Both belligerents are trapped by a rule of international law which requires twenty-four hours to pass before ships of one belligerent power can sail after a ship of the opposing side can sail. Davenant, a man of hot-tempered speech, insists he sail first, because he cannot allow the Americans a free hand at sea; to do so would lead to his court-martial. Peabody replies "We have courts-martial in our service, too." The Governor suggests anchoring overnight.
The next morning, at the exact minute of dawn, both the Calypso and the Delaware cast loose and set sail for international waters. They are so closely matched that the French fire on both ships, warning them to come about.

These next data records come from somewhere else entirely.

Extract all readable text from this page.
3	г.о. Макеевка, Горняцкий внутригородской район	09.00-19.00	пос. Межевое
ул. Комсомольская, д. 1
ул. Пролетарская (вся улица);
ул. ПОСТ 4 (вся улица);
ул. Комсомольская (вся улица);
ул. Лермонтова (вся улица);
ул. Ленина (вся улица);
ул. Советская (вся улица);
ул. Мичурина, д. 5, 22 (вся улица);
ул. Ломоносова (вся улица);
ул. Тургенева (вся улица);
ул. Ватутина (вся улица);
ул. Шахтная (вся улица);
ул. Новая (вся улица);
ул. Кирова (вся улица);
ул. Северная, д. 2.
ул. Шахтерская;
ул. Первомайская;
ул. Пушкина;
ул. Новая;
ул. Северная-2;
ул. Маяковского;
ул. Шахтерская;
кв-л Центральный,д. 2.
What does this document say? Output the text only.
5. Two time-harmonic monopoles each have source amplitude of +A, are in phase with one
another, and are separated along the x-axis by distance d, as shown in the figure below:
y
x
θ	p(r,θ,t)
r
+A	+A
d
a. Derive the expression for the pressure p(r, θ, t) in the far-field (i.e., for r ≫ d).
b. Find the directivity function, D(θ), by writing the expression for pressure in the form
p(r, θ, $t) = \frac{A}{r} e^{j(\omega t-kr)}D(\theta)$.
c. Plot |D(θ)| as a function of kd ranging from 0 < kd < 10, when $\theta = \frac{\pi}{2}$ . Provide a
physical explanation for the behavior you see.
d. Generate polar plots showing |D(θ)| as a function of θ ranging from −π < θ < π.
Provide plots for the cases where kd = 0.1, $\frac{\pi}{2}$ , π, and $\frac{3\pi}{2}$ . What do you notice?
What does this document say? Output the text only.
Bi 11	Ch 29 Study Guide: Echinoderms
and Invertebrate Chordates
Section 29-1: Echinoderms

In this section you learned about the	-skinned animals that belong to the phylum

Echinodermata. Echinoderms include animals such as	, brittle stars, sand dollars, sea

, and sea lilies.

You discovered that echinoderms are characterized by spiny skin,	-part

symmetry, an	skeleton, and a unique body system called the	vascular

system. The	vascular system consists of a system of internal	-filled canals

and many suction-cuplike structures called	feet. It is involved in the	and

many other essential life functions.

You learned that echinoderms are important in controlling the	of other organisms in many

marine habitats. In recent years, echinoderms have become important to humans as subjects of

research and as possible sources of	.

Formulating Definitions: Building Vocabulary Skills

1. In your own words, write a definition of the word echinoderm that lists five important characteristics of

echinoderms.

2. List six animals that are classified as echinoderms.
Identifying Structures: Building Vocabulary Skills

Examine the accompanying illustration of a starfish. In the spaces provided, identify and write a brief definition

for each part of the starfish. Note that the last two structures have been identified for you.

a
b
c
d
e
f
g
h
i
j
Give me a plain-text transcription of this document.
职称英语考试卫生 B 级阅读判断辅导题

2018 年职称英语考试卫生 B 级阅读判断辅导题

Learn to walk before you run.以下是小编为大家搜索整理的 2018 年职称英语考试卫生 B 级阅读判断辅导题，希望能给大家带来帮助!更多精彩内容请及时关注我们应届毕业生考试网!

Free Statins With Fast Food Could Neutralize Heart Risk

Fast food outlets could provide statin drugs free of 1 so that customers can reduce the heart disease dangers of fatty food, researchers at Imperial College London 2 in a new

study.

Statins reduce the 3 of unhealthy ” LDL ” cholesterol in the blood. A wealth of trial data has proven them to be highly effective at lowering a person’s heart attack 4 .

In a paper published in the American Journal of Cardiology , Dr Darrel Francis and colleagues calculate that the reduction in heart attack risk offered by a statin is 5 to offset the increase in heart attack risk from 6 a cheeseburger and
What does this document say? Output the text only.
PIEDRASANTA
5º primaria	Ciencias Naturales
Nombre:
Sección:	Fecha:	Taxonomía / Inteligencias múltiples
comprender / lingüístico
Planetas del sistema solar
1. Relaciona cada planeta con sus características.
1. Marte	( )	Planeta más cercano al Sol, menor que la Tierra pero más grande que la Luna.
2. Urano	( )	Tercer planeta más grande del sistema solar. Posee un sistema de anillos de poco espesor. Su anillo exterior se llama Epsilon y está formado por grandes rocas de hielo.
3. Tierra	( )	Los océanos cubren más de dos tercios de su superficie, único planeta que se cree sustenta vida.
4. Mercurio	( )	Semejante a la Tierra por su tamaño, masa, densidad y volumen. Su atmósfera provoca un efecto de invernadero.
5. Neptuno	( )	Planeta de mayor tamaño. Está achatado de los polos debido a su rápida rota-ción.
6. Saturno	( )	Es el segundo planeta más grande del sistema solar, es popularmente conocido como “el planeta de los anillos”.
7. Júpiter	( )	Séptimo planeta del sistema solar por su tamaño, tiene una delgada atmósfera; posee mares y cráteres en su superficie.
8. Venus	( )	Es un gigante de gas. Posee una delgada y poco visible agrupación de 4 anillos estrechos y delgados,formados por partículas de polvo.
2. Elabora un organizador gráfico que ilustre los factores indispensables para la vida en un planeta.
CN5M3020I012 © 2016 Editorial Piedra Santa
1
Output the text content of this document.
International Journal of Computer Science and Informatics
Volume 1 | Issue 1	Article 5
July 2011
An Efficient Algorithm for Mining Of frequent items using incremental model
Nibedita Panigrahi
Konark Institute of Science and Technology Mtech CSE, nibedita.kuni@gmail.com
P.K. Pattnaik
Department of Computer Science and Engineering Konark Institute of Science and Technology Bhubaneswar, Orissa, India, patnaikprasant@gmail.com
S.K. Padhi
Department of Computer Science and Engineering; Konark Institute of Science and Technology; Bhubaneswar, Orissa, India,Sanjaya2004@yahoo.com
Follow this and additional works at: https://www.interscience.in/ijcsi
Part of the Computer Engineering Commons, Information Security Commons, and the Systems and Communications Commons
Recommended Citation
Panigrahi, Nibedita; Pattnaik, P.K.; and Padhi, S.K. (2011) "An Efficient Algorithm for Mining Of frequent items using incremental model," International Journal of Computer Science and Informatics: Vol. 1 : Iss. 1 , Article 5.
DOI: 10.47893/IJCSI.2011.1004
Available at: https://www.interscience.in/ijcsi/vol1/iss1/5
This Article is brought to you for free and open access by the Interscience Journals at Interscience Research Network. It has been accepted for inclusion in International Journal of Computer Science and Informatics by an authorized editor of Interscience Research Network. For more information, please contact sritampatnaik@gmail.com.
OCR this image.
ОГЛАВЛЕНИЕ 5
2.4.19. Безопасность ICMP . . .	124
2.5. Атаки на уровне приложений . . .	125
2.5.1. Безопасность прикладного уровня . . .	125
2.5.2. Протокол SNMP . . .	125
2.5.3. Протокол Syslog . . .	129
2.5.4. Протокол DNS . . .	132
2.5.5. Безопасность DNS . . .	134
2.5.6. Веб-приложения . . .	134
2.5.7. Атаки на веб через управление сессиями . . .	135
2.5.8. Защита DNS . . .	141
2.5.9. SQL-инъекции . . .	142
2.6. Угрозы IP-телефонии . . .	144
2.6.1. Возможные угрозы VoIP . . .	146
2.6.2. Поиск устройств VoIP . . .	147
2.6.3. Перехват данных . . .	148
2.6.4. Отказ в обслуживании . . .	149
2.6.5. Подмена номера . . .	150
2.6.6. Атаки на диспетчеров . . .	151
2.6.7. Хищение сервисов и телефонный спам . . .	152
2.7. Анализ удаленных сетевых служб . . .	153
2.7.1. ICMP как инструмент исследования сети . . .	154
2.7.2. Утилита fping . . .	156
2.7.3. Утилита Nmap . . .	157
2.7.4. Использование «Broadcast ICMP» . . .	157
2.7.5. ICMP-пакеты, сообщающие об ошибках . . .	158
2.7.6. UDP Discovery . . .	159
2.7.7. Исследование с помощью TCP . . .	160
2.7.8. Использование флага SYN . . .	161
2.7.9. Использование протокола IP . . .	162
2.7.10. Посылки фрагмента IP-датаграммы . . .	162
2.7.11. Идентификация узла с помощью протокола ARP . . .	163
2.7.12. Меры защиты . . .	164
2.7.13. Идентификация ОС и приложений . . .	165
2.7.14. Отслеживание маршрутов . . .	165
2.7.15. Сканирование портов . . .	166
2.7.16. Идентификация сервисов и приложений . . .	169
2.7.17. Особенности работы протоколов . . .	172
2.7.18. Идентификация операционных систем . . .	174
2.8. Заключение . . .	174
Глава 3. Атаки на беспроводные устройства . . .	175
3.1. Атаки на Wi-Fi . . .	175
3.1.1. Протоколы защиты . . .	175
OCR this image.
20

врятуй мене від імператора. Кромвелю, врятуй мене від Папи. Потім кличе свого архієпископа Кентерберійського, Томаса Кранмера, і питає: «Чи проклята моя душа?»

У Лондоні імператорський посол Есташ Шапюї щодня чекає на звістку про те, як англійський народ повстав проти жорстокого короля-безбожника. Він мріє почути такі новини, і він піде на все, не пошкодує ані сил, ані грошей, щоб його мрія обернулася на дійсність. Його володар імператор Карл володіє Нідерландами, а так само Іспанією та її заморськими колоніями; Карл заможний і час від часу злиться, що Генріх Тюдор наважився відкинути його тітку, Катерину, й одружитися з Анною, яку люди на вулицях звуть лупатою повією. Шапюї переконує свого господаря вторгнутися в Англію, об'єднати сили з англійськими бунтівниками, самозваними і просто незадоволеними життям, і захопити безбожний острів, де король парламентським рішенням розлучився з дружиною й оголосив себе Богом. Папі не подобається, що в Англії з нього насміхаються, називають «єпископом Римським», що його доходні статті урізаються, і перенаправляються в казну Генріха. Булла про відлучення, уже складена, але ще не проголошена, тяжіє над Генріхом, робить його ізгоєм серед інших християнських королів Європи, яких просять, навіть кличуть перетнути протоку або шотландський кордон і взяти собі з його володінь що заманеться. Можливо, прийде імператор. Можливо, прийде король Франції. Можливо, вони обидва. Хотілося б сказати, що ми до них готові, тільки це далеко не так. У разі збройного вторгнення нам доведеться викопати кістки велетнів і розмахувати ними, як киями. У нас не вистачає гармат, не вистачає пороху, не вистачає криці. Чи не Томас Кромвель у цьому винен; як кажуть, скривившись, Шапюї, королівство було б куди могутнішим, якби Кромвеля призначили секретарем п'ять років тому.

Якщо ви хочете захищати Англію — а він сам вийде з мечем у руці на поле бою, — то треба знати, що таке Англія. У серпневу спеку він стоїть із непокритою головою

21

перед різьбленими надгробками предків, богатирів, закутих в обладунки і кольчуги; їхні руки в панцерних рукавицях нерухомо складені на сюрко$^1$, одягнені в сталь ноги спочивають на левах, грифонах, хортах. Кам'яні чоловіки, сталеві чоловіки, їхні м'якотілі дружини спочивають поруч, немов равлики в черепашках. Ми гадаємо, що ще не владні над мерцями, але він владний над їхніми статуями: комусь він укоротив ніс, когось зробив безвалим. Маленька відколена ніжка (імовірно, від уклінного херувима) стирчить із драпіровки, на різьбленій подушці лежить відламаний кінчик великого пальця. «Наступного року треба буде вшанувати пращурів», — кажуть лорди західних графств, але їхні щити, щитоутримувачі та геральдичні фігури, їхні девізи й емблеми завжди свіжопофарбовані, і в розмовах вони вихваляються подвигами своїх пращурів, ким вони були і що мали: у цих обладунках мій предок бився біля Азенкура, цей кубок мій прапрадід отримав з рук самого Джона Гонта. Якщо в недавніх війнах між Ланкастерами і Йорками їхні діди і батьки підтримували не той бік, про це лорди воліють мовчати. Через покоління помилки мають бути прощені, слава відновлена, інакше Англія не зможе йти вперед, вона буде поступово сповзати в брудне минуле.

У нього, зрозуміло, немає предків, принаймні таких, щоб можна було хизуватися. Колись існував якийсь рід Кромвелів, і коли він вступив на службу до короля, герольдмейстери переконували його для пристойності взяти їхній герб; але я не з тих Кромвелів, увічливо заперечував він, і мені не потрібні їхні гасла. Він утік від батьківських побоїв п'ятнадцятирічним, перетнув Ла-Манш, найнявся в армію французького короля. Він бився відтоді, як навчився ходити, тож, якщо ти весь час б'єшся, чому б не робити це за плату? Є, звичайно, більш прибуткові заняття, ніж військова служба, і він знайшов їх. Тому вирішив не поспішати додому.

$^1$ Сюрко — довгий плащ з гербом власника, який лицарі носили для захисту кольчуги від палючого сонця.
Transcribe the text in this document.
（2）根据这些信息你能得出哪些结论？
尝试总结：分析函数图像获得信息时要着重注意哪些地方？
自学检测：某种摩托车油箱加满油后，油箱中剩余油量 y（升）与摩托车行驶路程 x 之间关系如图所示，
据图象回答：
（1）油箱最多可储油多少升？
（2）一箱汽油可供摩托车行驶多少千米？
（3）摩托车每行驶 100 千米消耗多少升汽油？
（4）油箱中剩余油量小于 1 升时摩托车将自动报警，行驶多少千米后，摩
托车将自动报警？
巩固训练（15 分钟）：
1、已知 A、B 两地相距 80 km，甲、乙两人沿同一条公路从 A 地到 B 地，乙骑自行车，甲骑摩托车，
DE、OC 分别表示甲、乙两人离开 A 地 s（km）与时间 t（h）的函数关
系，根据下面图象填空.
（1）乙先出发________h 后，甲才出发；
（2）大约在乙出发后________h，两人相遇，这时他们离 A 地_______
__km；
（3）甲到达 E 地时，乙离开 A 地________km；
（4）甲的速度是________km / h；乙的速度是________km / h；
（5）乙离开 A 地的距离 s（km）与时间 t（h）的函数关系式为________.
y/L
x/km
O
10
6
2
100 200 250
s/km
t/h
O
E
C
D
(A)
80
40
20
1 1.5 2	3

This time, the Governor suggests an armistice of a week.
During the week, Peabody falls in love with Anne de Villebois, the daughter of the Governor, and marries her. Unfortunately, his nephew deserts the ship and marries another French planter.
Both sides accept a temporary agreement to work together to eliminate a pirate who is plaguing local commerce under the assumption neither frigate can chase him. Peabody is wounded, though not seriously; Davenant insists that his surgeon examine the wound. Both ships return to Martinique under the terms of the previous armistice. During this period, two British sailors desert the Calypso for the Delaware. Davenant requests that they be returned, but Peabody must refuse. Davenant comments that American deserters marry rich planters, especially if they are captain's brothers. Peabody demands a duel.
The duel is fought. Neither man is wounded, to each other's relief. Peabody then challenges Davenant to a ship-to-ship duel, as the only way the Delaware can be free to take action against a British convoy forming to attack New Orleans. The novel ends with the Americans and British learning that peace has been declared in their war. The American and British captains both end up marrying beautiful French girls, becoming friends and brothers-in-law.